OK it has been sometime since I purchased a NEW Airwire board, where is the CHEAPIST place now-a-days to buy one?

Any suggestions? KEY word CHEAP!!!!

What is the going price for them now-a-days?

Thanks

Bubba


----------



## Mike Reilley (Jan 2, 2008)

If you look at the top of this web page....you'll note there is a source there...and they're pretty inexpensive. He's the sponsor of this forum.


----------



## Rod Fearnley (Jan 2, 2008)

As an add on to mikes piece Jonathan is a great guy to work with too.
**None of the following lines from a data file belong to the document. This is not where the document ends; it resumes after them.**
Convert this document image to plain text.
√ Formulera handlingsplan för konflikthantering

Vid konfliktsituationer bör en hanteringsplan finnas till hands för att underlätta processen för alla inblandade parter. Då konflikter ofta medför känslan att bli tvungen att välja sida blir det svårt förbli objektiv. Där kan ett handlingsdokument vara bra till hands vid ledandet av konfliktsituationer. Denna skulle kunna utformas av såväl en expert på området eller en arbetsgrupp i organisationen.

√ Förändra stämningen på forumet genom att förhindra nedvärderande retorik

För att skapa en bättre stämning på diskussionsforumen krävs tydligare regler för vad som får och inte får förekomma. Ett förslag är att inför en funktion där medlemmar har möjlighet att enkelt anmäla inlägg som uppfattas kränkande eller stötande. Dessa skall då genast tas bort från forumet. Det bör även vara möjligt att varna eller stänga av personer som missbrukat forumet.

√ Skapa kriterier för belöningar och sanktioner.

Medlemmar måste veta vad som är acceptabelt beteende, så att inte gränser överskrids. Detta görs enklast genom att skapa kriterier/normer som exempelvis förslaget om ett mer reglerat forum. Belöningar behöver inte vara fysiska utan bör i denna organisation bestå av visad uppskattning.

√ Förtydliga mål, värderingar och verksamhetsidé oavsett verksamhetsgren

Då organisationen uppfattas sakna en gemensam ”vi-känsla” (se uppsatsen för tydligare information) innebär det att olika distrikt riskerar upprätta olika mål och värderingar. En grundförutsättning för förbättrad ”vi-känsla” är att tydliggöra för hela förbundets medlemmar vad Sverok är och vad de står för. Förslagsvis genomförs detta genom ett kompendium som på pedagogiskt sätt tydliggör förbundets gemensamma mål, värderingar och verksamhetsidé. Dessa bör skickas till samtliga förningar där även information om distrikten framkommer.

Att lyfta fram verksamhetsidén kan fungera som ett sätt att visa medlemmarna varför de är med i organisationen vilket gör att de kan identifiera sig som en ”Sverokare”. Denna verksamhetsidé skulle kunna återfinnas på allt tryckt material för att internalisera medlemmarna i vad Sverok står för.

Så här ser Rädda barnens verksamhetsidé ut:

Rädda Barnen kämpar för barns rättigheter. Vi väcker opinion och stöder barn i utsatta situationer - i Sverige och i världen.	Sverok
A great mine of info on Airwire. Got my last Rx over here in England within 5 days of him sending it.
Rod F.


----------



## Gary Armitstead (Jan 2, 2008)

Jonathan and Laura at Electric Model Works. Great folks!


----------



## Paul Burch (Jan 2, 2008)

Unless you find something used the retailers are all going to be within a few dollars of each other. I'd go with someone who is a sponsor on this forum.


----------



## Stan Cedarleaf (Jan 2, 2008)

Bubba.... Jonathan at EMW..... [email protected]

909 613-9154


----------



## Madstang (Jan 4, 2008)

Thanks for all your answers.
You are are correct they are all about the same.

Bubba


----------